From henrikki.almusa at helsinki.fi  Thu Jul  1 14:08:06 2004
From: henrikki.almusa at helsinki.fi (Henrikki Almusa)
Date: Thu, 1 Jul 2004 17:08:06 +0300
Subject: Patten lists ajax header, third draft
In-Reply-To: <200406301632.40816.henrikki.almusa@helsinki.fi>
References: <200406281120.54203.henrikki.almusa@helsinki.fi> <200406291343.12877.henrikki.almusa@helsinki.fi> <200406301632.40816.henrikki.almusa@helsinki.fi>
Message-ID: <200407011708.06797.henrikki.almusa@helsinki.fi>

Hello

Heres the third version of the files 'ajpat.c' and 'ajpat.h'. Atm i have 
tested the regular expression handling and it seems to work now. I can add 
pattern to list, test it against a string and then clear the list. There is 
one compiler warning though (my fixing causes deleting to segfault). 

ajpat.c: In function `ajPatternDel':
ajpat.c:53: warning: passing arg 1 of `ajRegFree' from incompatible pointer 
type

The for testing was in dreg and was this:

AjPPatlist plist;
AjPPattern pat;
AjPStr file;
AjPStr tested;

file=ajStrNewC("pattern.file");
tested=ajStrNewC("ggagagagagttct");
plist=ajPatlistNew();
ajPatlistParsePatternFile(plist,file,1);
while (ajPatlistGetNext(plist,&pat))
{
  ajFmtPrint ("name: %S mismatch: 
%d\n",ajPatternGetName(pat),ajPatternGetMismatch(pat));
 patexp = ajPatternGetCompiledPattern(pat);
 if (ajRegExec(patexp,tested))
   ajFmtPrint ("  found from '%d'\n",ajRegOffset(patexp));
}
ajDebug ("Starting deleting\n");
ajPatlistDel(&plist);

Now the main issues with this is still the prosite pattern handling. From my 
understanding it could be fixed by making prosite patterns use a struct to 
move the needed pieces around. That would be easy then to be used with this 
as well.

Other point is the overloading of the acd functions. I don't yet know how to 
do that. However I would like some comments on whether this is a good way to 
do this (and could be accepted to emboss, when ready).

Thanks,
-- 
Henrikki Almusa
-------------- next part --------------
A non-text attachment was scrubbed...
Name: ajpat.c
Type: text/x-csrc
Size: 6542 bytes
Desc: not available
URL: <http://lists.open-bio.org/pipermail/emboss-dev/attachments/20040701/7d0f80f2/attachment-0002.bin>
-------------- next part --------------
A non-text attachment was scrubbed...
Name: ajpat.h
Type: text/x-chdr
Size: 1964 bytes
Desc: not available
URL: <http://lists.open-bio.org/pipermail/emboss-dev/attachments/20040701/7d0f80f2/attachment-0003.bin>

From hegedus at biomembrane.hu  Fri Jul  2 18:14:03 2004
From: hegedus at biomembrane.hu (Tamas Hegedus)
Date: Fri, 2 Jul 2004 20:14:03 +0200 (CEST)
Subject: USAs
Message-ID: <Pine.LNX.4.44.0407022010430.22988-100000@viola.biomembrane.lo>

Dear All,

I would like to know if it is possible to hack ajax to handle similar USAs 
listed below:
- USA:kw=something, ft=sthelse.
- USA:SELECT * FROM mytable WHERE..

I see you are working on pattern searches.
It would be great to have the possibility to define patterns in the 
fuzzpro by USA: fuzzpro -pattern=USA:patt_name USA:seq
I think the implementation of this would be useful.
Return 'value' could be a 'fasta' pattern file:
-	seq_id type[regexpr|prosite|matrix]
-	pattern

Or at the beginning going on the simplest way: The return value is the 
simple pattern. I would be satisfied only with this, too :-)

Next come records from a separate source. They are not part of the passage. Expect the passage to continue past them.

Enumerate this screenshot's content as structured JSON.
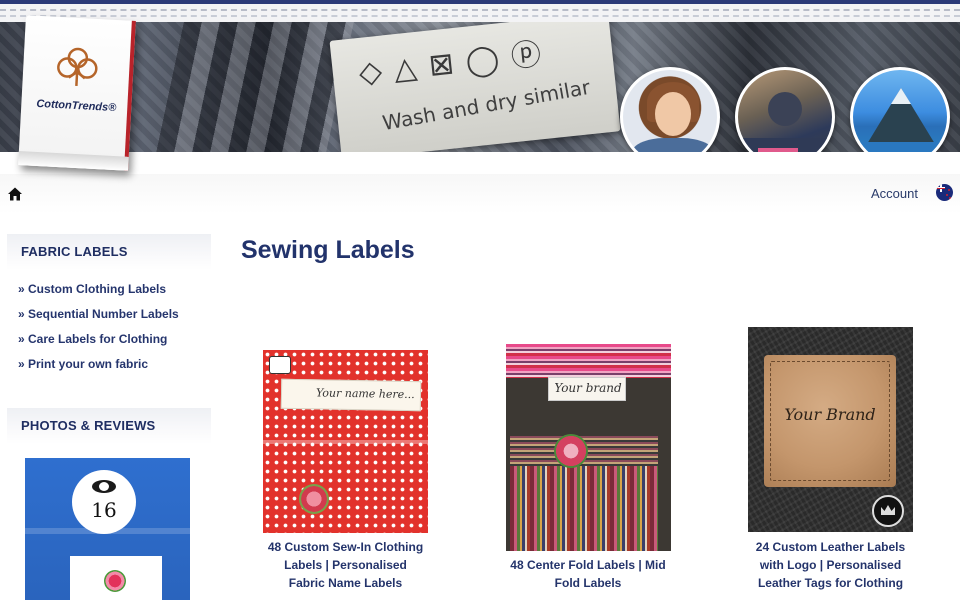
{
  "site": {
    "logo_text": "CottonTrends®",
    "banner_tag_text": "Wash and dry similar"
  },
  "nav": {
    "home_icon": "home-icon",
    "account_label": "Account",
    "flag_icon": "nz-flag-icon"
  },
  "sidebar": {
    "fabric_labels": {
      "title": "FABRIC LABELS",
      "items": [
        {
          "label": "» Custom Clothing Labels"
        },
        {
          "label": "» Sequential Number Labels"
        },
        {
          "label": "» Care Labels for Clothing"
        },
        {
          "label": "» Print your own fabric"
        }
      ]
    },
    "photos_reviews": {
      "title": "PHOTOS & REVIEWS",
      "photo_number": "16"
    }
  },
  "main": {
    "title": "Sewing Labels",
    "products": [
      {
        "caption_lines": [
          "48 Custom Sew-In Clothing",
          "Labels | Personalised",
          "Fabric Name Labels"
        ],
        "image_text": "Your name here..."
      },
      {
        "caption_lines": [
          "48 Center Fold Labels | Mid",
          "Fold Labels"
        ],
        "image_text": "Your brand"
      },
      {
        "caption_lines": [
          "24 Custom Leather Labels",
          "with Logo | Personalised",
          "Leather Tags for Clothing"
        ],
        "image_text": "Your Brand"
      }
    ]
  },
  "colors": {
    "navy": "#22336b",
    "link": "#25356d",
    "brand_red": "#b8232a"
  }
}
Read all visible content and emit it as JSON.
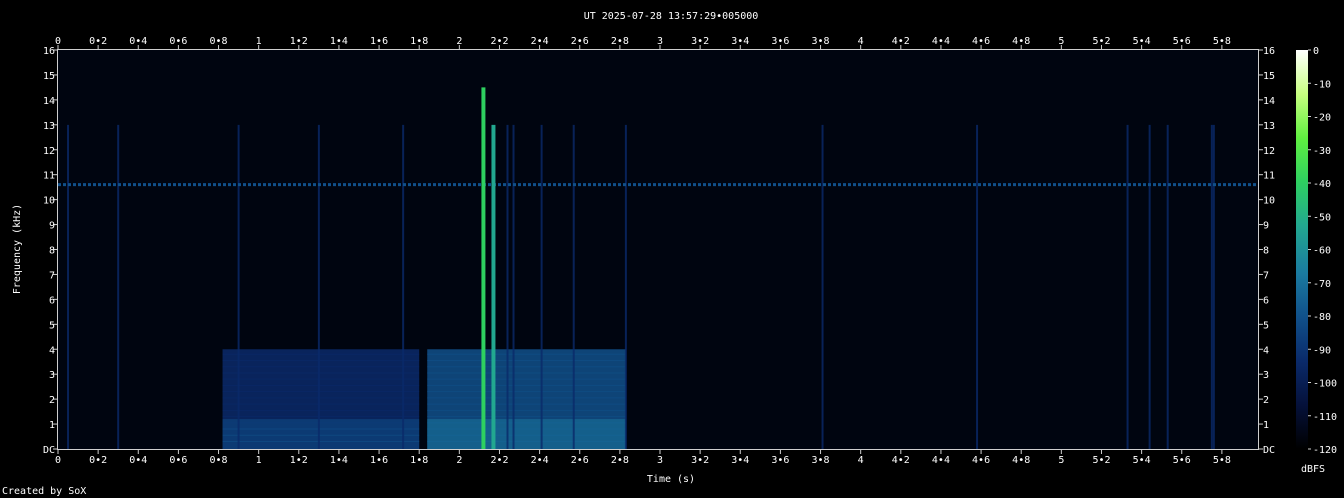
{
  "chart_data": {
    "type": "heatmap",
    "title": "UT 2025-07-28 13:57:29•005000",
    "xlabel": "Time (s)",
    "ylabel": "Frequency (kHz)",
    "colorbar_label": "dBFS",
    "credit": "Created by SoX",
    "xlim": [
      0,
      5.98
    ],
    "ylim": [
      0,
      16
    ],
    "clim": [
      -120,
      0
    ],
    "x_ticks": [
      "0",
      "0•2",
      "0•4",
      "0•6",
      "0•8",
      "1",
      "1•2",
      "1•4",
      "1•6",
      "1•8",
      "2",
      "2•2",
      "2•4",
      "2•6",
      "2•8",
      "3",
      "3•2",
      "3•4",
      "3•6",
      "3•8",
      "4",
      "4•2",
      "4•4",
      "4•6",
      "4•8",
      "5",
      "5•2",
      "5•4",
      "5•6",
      "5•8"
    ],
    "y_ticks": [
      "DC",
      "1",
      "2",
      "3",
      "4",
      "5",
      "6",
      "7",
      "8",
      "9",
      "10",
      "11",
      "12",
      "13",
      "14",
      "15",
      "16"
    ],
    "colorbar_ticks": [
      "0",
      "-10",
      "-20",
      "-30",
      "-40",
      "-50",
      "-60",
      "-70",
      "-80",
      "-90",
      "-100",
      "-110",
      "-120"
    ],
    "colormap": [
      "#000000",
      "#05113a",
      "#0a2a6a",
      "#10508a",
      "#1a7aa0",
      "#22a890",
      "#2ed060",
      "#60f040",
      "#c8ff80",
      "#ffffff"
    ],
    "features": {
      "tone_line": {
        "freq_khz": 10.6,
        "level_dbfs": -80
      },
      "broadband_bursts": [
        {
          "t_start": 0.82,
          "t_end": 1.8,
          "f_max_khz": 4.0,
          "level_dbfs": -95
        },
        {
          "t_start": 1.84,
          "t_end": 2.83,
          "f_max_khz": 4.0,
          "level_dbfs": -85
        }
      ],
      "strong_transients": [
        {
          "t": 2.12,
          "f_max_khz": 14.5,
          "level_dbfs": -40
        },
        {
          "t": 2.17,
          "f_max_khz": 13.0,
          "level_dbfs": -55
        }
      ],
      "weak_transients_s": [
        0.05,
        0.3,
        0.9,
        1.3,
        1.72,
        2.24,
        2.27,
        2.41,
        2.57,
        2.83,
        3.81,
        4.58,
        5.33,
        5.44,
        5.53,
        5.75,
        5.76
      ]
    }
  }
}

Thank for your help, for your answers,
Tamas


From hegedus at biomembrane.hu  Fri Jul  2 18:20:16 2004
From: hegedus at biomembrane.hu (Tamas Hegedus)
Date: Fri, 2 Jul 2004 20:20:16 +0200 (CEST)
Subject: USAs2
Message-ID: <Pine.LNX.4.44.0407022017370.23061-100000@viola.biomembrane.lo>

Sorry! I was inaccurate: see !!!
-----------------------
Dear All,

I would like to know if it is possible to hack ajax to handle similar USAs 
listed below and !!!HOW!!!:
- USA:kw=something, ft=sthelse.
- USA:SELECT * FROM mytable WHERE..

I see you are working on pattern searches.
It would be great to have the possibility to define patterns in the 
fuzzpro by USA: fuzzpro -pattern=USA:patt_name USA:seq
I think the implementation of this would be useful.
Return 'value' could be a 'fasta' pattern file:
!!!
>seq_id type[regexpr|prosite|matrix]
pattern
!!!

Or at the beginning going on the simplest way: The return value is the 
simple pattern. I would be satisfied only with this, too :-)

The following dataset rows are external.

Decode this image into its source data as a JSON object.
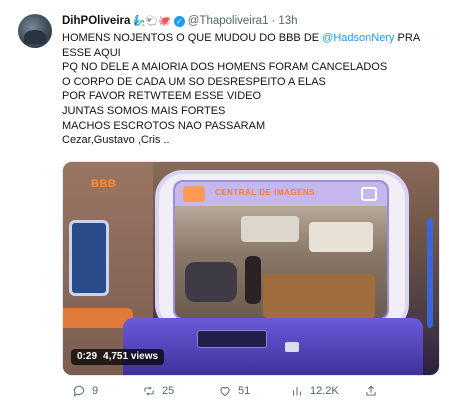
{
  "tweet": {
    "author_name": "DihPOliveira",
    "author_emojis": "🧞‍♂️🐑🐙",
    "verified_symbol": "✓",
    "handle": "@Thapoliveira1",
    "separator": "·",
    "time": "13h",
    "text": {
      "line1_pre": "HOMENS NOJENTOS O QUE MUDOU DO BBB DE ",
      "line1_mention": "@HadsonNery",
      "line1_post": " PRA",
      "line2": "ESSE AQUI",
      "line3": "PQ NO DELE A MAIORIA DOS HOMENS FORAM CANCELADOS",
      "line4": "O CORPO DE CADA UM SO DESRESPEITO A ELAS",
      "line5": "POR FAVOR RETWTEEM ESSE VIDEO",
      "line6": "JUNTAS SOMOS MAIS FORTES",
      "line7": "MACHOS ESCROTOS NAO PASSARAM",
      "line8": "Cezar,Gustavo ,Cris .."
    }
  },
  "media": {
    "bbb_logo": "BBB",
    "screen_title": "CENTRAL DE IMAGENS",
    "duration": "0:29",
    "views": "4,751 views"
  },
  "actions": {
    "replies": "9",
    "retweets": "25",
    "likes": "51",
    "views": "12.2K"
  }
}
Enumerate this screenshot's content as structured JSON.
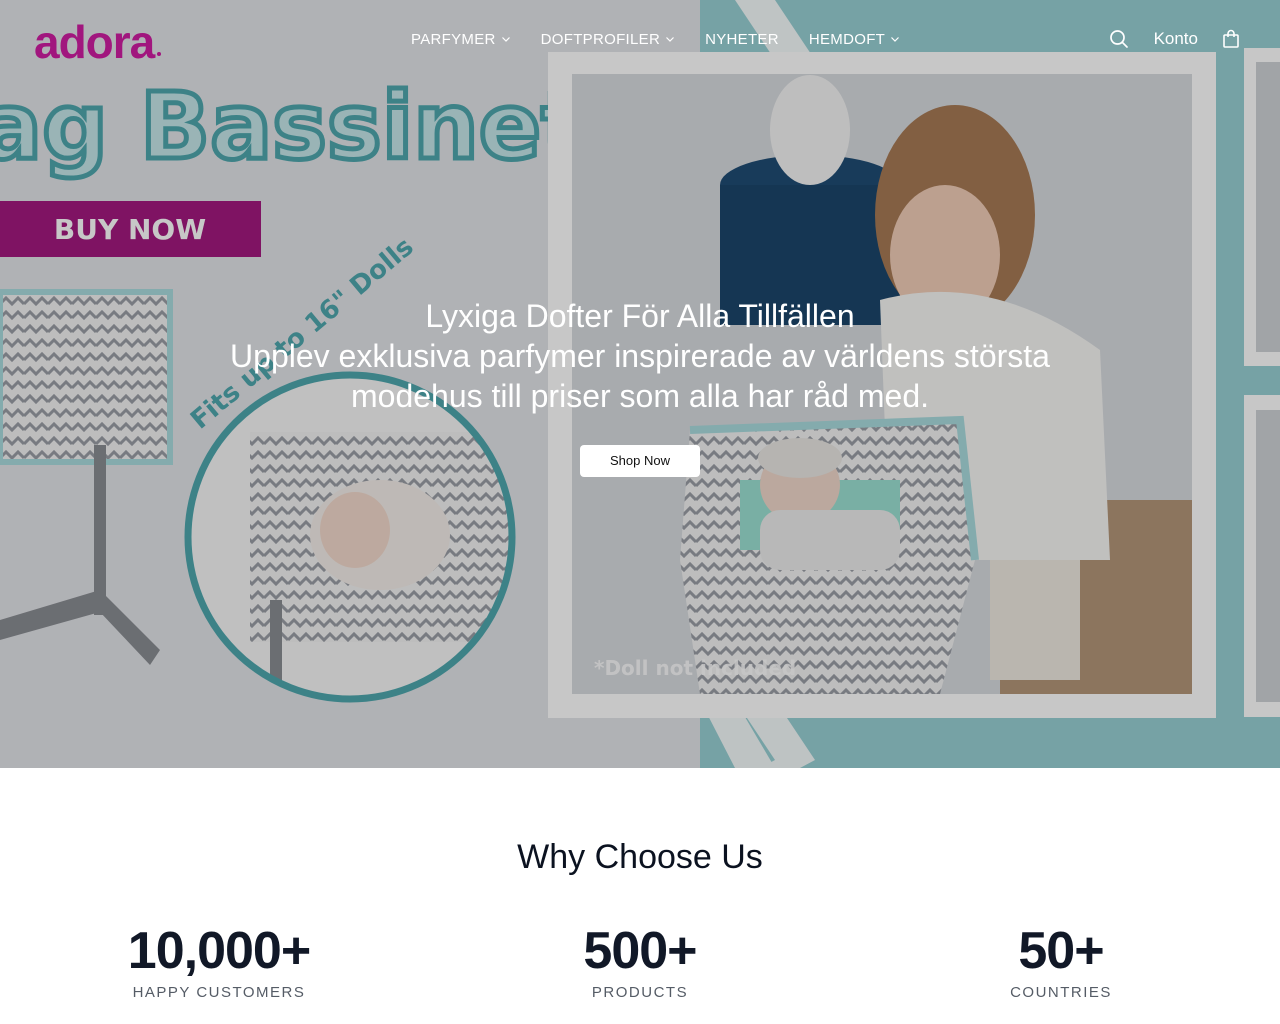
{
  "header": {
    "logo": "adora",
    "nav": [
      {
        "label": "PARFYMER",
        "has_dropdown": true
      },
      {
        "label": "DOFTPROFILER",
        "has_dropdown": true
      },
      {
        "label": "NYHETER",
        "has_dropdown": false
      },
      {
        "label": "HEMDOFT",
        "has_dropdown": true
      }
    ],
    "search_icon": "search-icon",
    "account_label": "Konto",
    "cart_icon": "shopping-bag-icon"
  },
  "hero": {
    "banner_text_heading": "ag Bassinet",
    "banner_button": "BUY NOW",
    "banner_circle_text": "Fits up to 16\" Dolls",
    "banner_note": "*Doll not included",
    "title": "Lyxiga Dofter För Alla Tillfällen",
    "subtitle": "Upplev exklusiva parfymer inspirerade av världens största modehus till priser som alla har råd med.",
    "cta": "Shop Now"
  },
  "why": {
    "title": "Why Choose Us",
    "stats": [
      {
        "value": "10,000+",
        "label": "HAPPY CUSTOMERS"
      },
      {
        "value": "500+",
        "label": "PRODUCTS"
      },
      {
        "value": "50+",
        "label": "COUNTRIES"
      }
    ]
  },
  "colors": {
    "brand": "#a1167e",
    "teal": "#8fc3c8",
    "text_dark": "#111827"
  }
}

Thank for your help, for your answers,
Tamas


-- 
Tam?s Heged?s, Research Associate      | http://www.biomembrane.hu
Membrane Research Group of             | mailto:hegedus at biomembrane.hu
Hungarian Academy of Sciences          | tel: 36-1-3724317
H-1113 Budapest Dioszegi u 64, HUNGARY | fax: 36-1-3724353


From pmr at ebi.ac.uk  Fri Jul  2 18:38:02 2004
From: pmr at ebi.ac.uk (Peter Rice)
Date: Fri, 02 Jul 2004 19:38:02 +0100
Subject: USAs2
In-Reply-To: <Pine.LNX.4.44.0407022017370.23061-100000@viola.biomembrane.lo>
References: <Pine.LNX.4.44.0407022017370.23061-100000@viola.biomembrane.lo>
Message-ID: <40E5AB8A.7010502@ebi.ac.uk>

Hi Tamas,

Thanks for the suggestion!

It is late on Friday, so I will give it some thought over the weekend.

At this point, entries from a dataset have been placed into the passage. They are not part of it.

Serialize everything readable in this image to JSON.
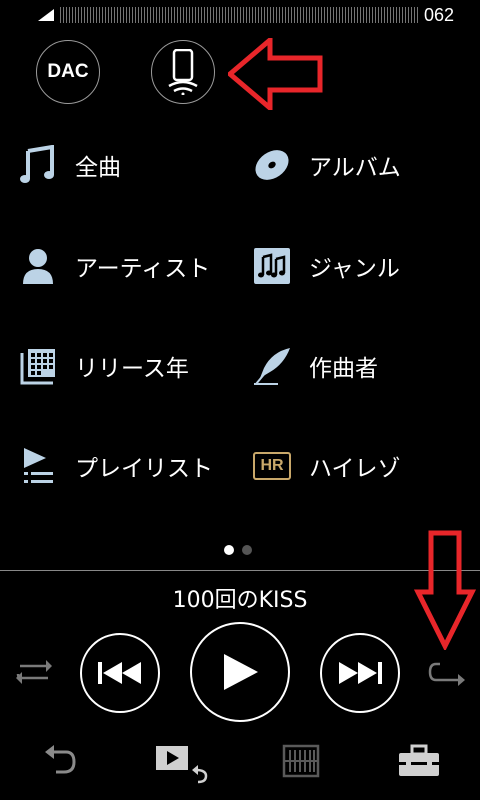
{
  "status": {
    "volume": "062"
  },
  "output": {
    "dac_label": "DAC"
  },
  "menu": [
    {
      "label": "全曲",
      "icon": "music-note-icon"
    },
    {
      "label": "アルバム",
      "icon": "disc-icon"
    },
    {
      "label": "アーティスト",
      "icon": "person-icon"
    },
    {
      "label": "ジャンル",
      "icon": "genre-notes-icon"
    },
    {
      "label": "リリース年",
      "icon": "calendar-icon"
    },
    {
      "label": "作曲者",
      "icon": "quill-icon"
    },
    {
      "label": "プレイリスト",
      "icon": "playlist-icon"
    },
    {
      "label": "ハイレゾ",
      "icon": "hr-icon"
    }
  ],
  "hr_badge": "HR",
  "player": {
    "title": "100回のKISS"
  },
  "colors": {
    "accent_red": "#e8262a",
    "icon_blue": "#bcd3e6",
    "hr_gold": "#c9a86a"
  }
}
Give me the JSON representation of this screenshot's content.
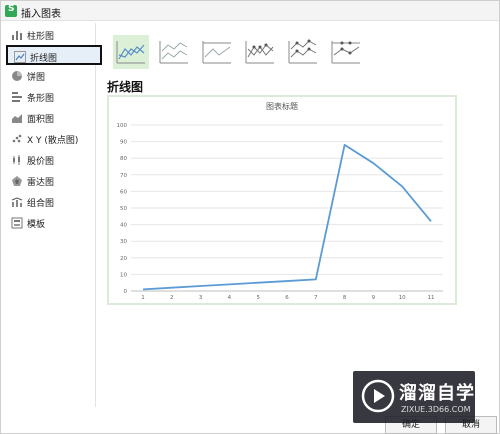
{
  "window": {
    "title": "插入图表"
  },
  "sidebar": {
    "items": [
      {
        "label": "柱形图",
        "icon": "column-chart-icon"
      },
      {
        "label": "折线图",
        "icon": "line-chart-icon",
        "selected": true
      },
      {
        "label": "饼图",
        "icon": "pie-chart-icon"
      },
      {
        "label": "条形图",
        "icon": "bar-chart-icon"
      },
      {
        "label": "面积图",
        "icon": "area-chart-icon"
      },
      {
        "label": "X Y (散点图)",
        "icon": "scatter-chart-icon"
      },
      {
        "label": "股价图",
        "icon": "stock-chart-icon"
      },
      {
        "label": "雷达图",
        "icon": "radar-chart-icon"
      },
      {
        "label": "组合图",
        "icon": "combo-chart-icon"
      },
      {
        "label": "模板",
        "icon": "template-icon"
      }
    ]
  },
  "subtypes": [
    {
      "icon": "line-subtype-icon",
      "active": true
    },
    {
      "icon": "stacked-line-subtype-icon"
    },
    {
      "icon": "percent-stacked-line-subtype-icon"
    },
    {
      "icon": "line-markers-subtype-icon"
    },
    {
      "icon": "stacked-line-markers-subtype-icon"
    },
    {
      "icon": "percent-stacked-line-markers-subtype-icon"
    }
  ],
  "content": {
    "title": "折线图"
  },
  "chart_data": {
    "type": "line",
    "title": "图表标题",
    "x": [
      1,
      2,
      3,
      4,
      5,
      6,
      7,
      8,
      9,
      10,
      11
    ],
    "categories": [
      "1",
      "2",
      "3",
      "4",
      "5",
      "6",
      "7",
      "8",
      "9",
      "10",
      "11"
    ],
    "values": [
      1,
      2,
      3,
      4,
      5,
      6,
      7,
      88,
      77,
      63,
      42
    ],
    "ylim": [
      0,
      100
    ],
    "yticks": [
      0,
      10,
      20,
      30,
      40,
      50,
      60,
      70,
      80,
      90,
      100
    ],
    "grid": true,
    "line_color": "#5b9bd5"
  },
  "buttons": {
    "ok": "确定",
    "cancel": "取消"
  },
  "watermark": {
    "title": "溜溜自学",
    "subtitle": "ZIXUE.3D66.COM"
  },
  "colors": {
    "accent": "#2fa955",
    "selected_bg": "#e6eef8",
    "thumb_active": "#dcf0d8"
  }
}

> I would like to know if it is possible to hack ajax to handle similar USAs 
> listed below and !!!HOW!!!:
> - USA:kw=something, ft=sthelse.
> - USA:SELECT * FROM mytable WHERE..

Yes, it is possible. But still a hack ... which means we have not yet 
implemented it.

This is really an extended query language. I tried to define such 
extensions last year when I moved back to academia, but have not yet had 
time to implement anything.

This is an excellent time to start defining extended USAs.

My plan was:

Start by thinking about the "SRS query language". You can search for 
various "fields":

id (entry ID)
acc (accession number)
sv (sequence version ... and maybe GI number)
des (description)
key (keyword phrase)
org (taxonomy)
... and a few more ...

In SRS, you can use & (and), | (or) ! (but not) to combine search terms

In SRS you can also use > and < to follow links to and from other 
databases. SRS has only one link between any pair of databases - I would 
rather like to use named links so we can choose which links to use.

I would like to allow mulitple databases in the USA. There are some 
problems choosing a good syntax.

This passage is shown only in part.